How would you describe the body as an entity?

Zrinka: Forcibly self-renewing source.
Ana: A self-decided, engaged cluster of information channelled through the body.

Ana, even though your position within BADco is already that of a co-author, by producing the “Drunken Forests” in corporation with Sandra Banić Naumovski you moved more explicitly towards the responsibility of an author and thereby to a certain responsibility of articulation. Was it a different experience?

Ana: The experience of authorship did not result in any new situation, so to speak. It was my great wish to work with Sandra on the selfish level of friendship. We worked in a sort of luxurious way, since the process was open-ended, lasting for three years in six phases; we started it with the “Corpositions” project. In the beginning, we were working separately and we produced similar principles of movement. In the common process, the specific element was our intuitive work, which we were pursuing according to the concept. We were tacitly focusing on the same thing, “kneading the dough.” I shared the articulating responsibility with Sandra, but there were not too many moments when it surfaced.

Are you fully aware of it?

Ana: I am not. I must still work on it. I have the need to do it, regardless of the authorship. To articulate what you are doing is a basic supposition of being an artist, as much as the wish to learn. Learning about your own work, learning how to work and how to articulate, these are all parts of the process of development as a whole. That is what I gained with the shift towards the author’s position in the “Drunken Forests.” It was the insight that being able to articulate requires work and involvement equal to that of producing the show itself. It is not something that comes by itself, something self-understandable that you may know by simply putting the show on its feet, at least not in my case. As I was becoming aware of my great field of ignorance, these became my priorities: to direct my own engagement precisely to that field – to learn how to articulate.
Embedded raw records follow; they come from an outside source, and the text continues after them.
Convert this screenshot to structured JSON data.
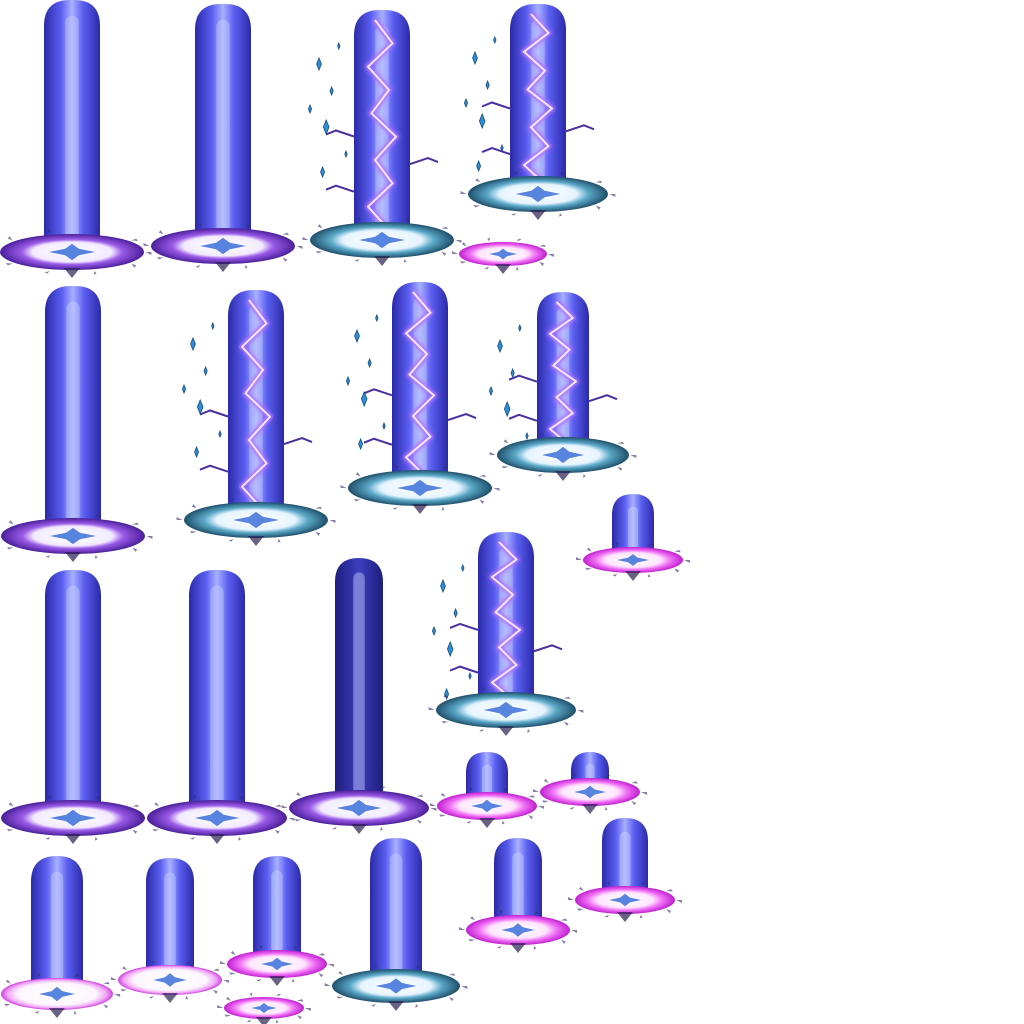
{
  "sheet": {
    "background": "#ffffff"
  },
  "palette": {
    "beam_core": "#a8b0ff",
    "beam_mid": "#5a5ef0",
    "beam_edge": "#2a2aa8",
    "ring_violet": "#7a3fd6",
    "ring_teal": "#2f7f9a",
    "ring_magenta": "#e23cf0",
    "ring_center": "#ffffff",
    "star_blue": "#2d8fd6",
    "lightning": "#f0e6ff",
    "lightning_glow": "#b070ff"
  },
  "frames": [
    {
      "name": "frame-1",
      "beam": "full",
      "ring": "violet",
      "lightning": false,
      "sparkles": false
    },
    {
      "name": "frame-2",
      "beam": "full",
      "ring": "violet",
      "lightning": false,
      "sparkles": false
    },
    {
      "name": "frame-3",
      "beam": "full",
      "ring": "teal",
      "lightning": true,
      "sparkles": true
    },
    {
      "name": "frame-4",
      "beam": "medium",
      "ring": "teal",
      "lightning": true,
      "sparkles": true
    },
    {
      "name": "frame-5",
      "beam": "none",
      "ring": "magenta",
      "lightning": false,
      "sparkles": false
    },
    {
      "name": "frame-6",
      "beam": "full",
      "ring": "violet",
      "lightning": false,
      "sparkles": false
    },
    {
      "name": "frame-7",
      "beam": "full",
      "ring": "teal",
      "lightning": true,
      "sparkles": true
    },
    {
      "name": "frame-8",
      "beam": "full",
      "ring": "teal",
      "lightning": true,
      "sparkles": true
    },
    {
      "name": "frame-9",
      "beam": "medium",
      "ring": "teal",
      "lightning": true,
      "sparkles": true
    },
    {
      "name": "frame-10",
      "beam": "small",
      "ring": "magenta",
      "lightning": false,
      "sparkles": false
    },
    {
      "name": "frame-11",
      "beam": "full",
      "ring": "violet",
      "lightning": false,
      "sparkles": false
    },
    {
      "name": "frame-12",
      "beam": "full",
      "ring": "violet",
      "lightning": false,
      "sparkles": false
    },
    {
      "name": "frame-13",
      "beam": "full",
      "ring": "violet",
      "lightning": false,
      "sparkles": false
    },
    {
      "name": "frame-14",
      "beam": "medium",
      "ring": "teal",
      "lightning": true,
      "sparkles": true
    },
    {
      "name": "frame-15",
      "beam": "small",
      "ring": "magenta",
      "lightning": false,
      "sparkles": false
    },
    {
      "name": "frame-16",
      "beam": "small",
      "ring": "magenta",
      "lightning": false,
      "sparkles": false
    },
    {
      "name": "frame-17",
      "beam": "medium",
      "ring": "white",
      "lightning": false,
      "sparkles": false
    },
    {
      "name": "frame-18",
      "beam": "medium",
      "ring": "white",
      "lightning": false,
      "sparkles": false
    },
    {
      "name": "frame-19",
      "beam": "medium",
      "ring": "magenta",
      "lightning": false,
      "sparkles": false
    },
    {
      "name": "frame-20",
      "beam": "none",
      "ring": "magenta",
      "lightning": false,
      "sparkles": false
    },
    {
      "name": "frame-21",
      "beam": "medium",
      "ring": "teal",
      "lightning": false,
      "sparkles": false
    },
    {
      "name": "frame-22",
      "beam": "medium",
      "ring": "magenta",
      "lightning": false,
      "sparkles": false
    },
    {
      "name": "frame-23",
      "beam": "medium",
      "ring": "magenta",
      "lightning": false,
      "sparkles": false
    }
  ]
}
What will be your focus in the future, do you have any specific wishes, needs, or plans?

Ana: Recently I have developed an interest in pedagogy as a new type of knowledge, which is more long-term than the performing activity. I am thinking about having a one-year training in pedagogy. I am also interested in doing interactive workshops with children, not in a classical way, but rather in a way that would come closer to the basics of choreographic methodology.
Zrinka: I tend to make short-term plans. I’d like to finish all that I’m involved in. As for my own projects, I would like to work more intensely on the articulating responsibility towards the project that I’m currently in.